In the study conducted by European XFEL, the University of Potsdam (Germany), and other participating institutions, platinum and copper layers only a few nanometers thick were stacked into an artificial metal lattice. When stimulated by a laser pulse, the artificial crystal lattice starts oscillating at about one terahertz, as was discovered. About a trillion times per second, the platinum nanosheets expand while simultaneously compressing the copper layers. This immediately triggered oscillation is far too quick to be explained by the transfer of thermal energy through electrons—and the resulting expansion of the crystal lattice. "This surprised us," commented Jan-Etienne Pudell from European XFEL. The oscillation, therefore, does not arise from the pressure of the heated lattice but rather from electronic pressure—particularly in the platinum component.

"We are not simply seeing a metal getting warm and expanding," explains Matias Bargheer, spokesperson for the Collaborative Research Center SFB 1636 "Elementary Processes of Light-Driven Reactions at Nanoscale Metals" at the University of Potsdam. Rather, it is observed that the electrons themselves exert pressure within less than a trillionth of a second, practically pelting the metal surface from the inside. This is highly exciting for the chemistry of metals that are only a few nanometers thick, as it sheds new light on the relationship between hot electrons, heat, and atomic motion, all the way to chemical reactions. The results also demonstrate that such processes can be tailored by material selection and layer thickness, the researchers further elaborate.

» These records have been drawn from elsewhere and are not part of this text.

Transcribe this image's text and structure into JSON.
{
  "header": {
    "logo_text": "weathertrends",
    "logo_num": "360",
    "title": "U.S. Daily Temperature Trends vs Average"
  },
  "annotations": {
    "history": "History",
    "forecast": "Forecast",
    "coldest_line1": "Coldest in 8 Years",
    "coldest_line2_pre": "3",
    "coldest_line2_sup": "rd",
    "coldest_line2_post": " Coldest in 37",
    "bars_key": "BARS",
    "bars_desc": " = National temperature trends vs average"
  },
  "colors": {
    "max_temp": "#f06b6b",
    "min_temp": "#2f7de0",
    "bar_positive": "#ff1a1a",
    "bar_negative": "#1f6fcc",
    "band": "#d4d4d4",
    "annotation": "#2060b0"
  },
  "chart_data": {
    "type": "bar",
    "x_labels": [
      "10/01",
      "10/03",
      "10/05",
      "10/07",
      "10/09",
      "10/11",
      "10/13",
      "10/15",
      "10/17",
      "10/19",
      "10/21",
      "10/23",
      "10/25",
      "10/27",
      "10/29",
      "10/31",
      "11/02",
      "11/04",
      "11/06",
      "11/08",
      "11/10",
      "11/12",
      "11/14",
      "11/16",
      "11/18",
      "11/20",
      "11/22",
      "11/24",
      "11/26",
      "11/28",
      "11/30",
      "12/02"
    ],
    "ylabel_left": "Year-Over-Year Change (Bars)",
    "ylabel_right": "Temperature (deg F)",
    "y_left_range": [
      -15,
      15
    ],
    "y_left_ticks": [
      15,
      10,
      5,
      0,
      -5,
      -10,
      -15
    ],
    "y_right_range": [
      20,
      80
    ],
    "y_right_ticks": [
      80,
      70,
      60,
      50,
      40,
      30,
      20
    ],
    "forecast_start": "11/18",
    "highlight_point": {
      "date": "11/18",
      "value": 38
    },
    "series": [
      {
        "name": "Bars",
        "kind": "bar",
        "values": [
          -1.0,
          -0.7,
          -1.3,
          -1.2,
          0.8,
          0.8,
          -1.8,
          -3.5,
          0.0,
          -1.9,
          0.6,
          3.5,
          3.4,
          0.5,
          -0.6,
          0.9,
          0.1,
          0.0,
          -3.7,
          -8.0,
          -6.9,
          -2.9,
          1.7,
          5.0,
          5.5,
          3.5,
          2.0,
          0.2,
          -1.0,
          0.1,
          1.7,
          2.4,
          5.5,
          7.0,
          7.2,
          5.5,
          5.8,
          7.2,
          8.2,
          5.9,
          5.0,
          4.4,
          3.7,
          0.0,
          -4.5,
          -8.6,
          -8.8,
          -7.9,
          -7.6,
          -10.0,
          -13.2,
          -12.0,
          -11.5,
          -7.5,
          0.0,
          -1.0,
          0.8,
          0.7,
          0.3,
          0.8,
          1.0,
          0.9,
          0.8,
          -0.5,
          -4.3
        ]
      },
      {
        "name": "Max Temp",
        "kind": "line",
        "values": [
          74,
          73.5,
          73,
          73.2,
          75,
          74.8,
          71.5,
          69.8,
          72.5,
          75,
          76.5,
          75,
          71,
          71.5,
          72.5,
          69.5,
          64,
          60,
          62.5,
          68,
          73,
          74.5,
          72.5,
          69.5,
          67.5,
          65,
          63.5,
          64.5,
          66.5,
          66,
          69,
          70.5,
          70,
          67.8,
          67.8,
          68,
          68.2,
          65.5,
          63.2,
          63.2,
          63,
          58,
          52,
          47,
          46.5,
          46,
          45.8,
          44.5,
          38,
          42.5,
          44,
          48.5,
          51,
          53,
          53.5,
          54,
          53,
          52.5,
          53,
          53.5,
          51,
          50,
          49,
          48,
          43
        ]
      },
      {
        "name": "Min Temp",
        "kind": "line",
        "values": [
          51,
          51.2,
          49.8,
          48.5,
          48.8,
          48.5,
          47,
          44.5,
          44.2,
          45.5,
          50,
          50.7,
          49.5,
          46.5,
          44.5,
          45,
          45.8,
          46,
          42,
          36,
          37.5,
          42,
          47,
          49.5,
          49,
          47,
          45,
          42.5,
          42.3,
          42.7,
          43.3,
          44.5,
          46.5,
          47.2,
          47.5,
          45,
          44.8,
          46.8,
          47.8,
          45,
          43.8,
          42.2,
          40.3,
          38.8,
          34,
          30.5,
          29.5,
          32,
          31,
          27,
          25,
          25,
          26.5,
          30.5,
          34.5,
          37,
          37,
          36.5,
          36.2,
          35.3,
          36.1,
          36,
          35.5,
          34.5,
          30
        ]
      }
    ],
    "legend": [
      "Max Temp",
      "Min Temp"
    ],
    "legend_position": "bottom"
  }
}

Better Understand Terahertz Oscillations with the MID System

For the measurements, the international team used the MID (Materials Imaging and Dynamics) experiment station at European XFEL. The platinum-copper lattice was excited there with very short laser pulses of the same order of magnitude and examined with equally short but highly energetic X-ray pulses. The X-ray pulses can directly resolve the structural changes in the material. This experiment provides both material-sensitive and depth-sensitive information. This allows the experts to visualize how the different metal layers shift after the laser excitation. Incidentally, the MID experiment station was specifically built to answer this question: How do atoms and electrons move in complex materials when they are driven out of equilibrium by light? Here, not only was it possible to observe the emergence of a terahertz vibration, but also to determine which physical mechanism drives it.

Opened New Opportunities for Chemistry and Physics

For SFB 1636, the results are particularly relevant because the pressure of the hot electrons in the platinum arises from the reflection at the surface and at the interfaces between two metals. This pressure is a measure of the electrons pelting the surface of the platinum layer, through which energy can be transferred to molecules bound to the surface. This creates a new experimental and conceptual link between plasmonic chemistry (which studies quantum changes in charge density in solids), the dynamics of energetic electrons, heat flow, and ultrafast structural changes.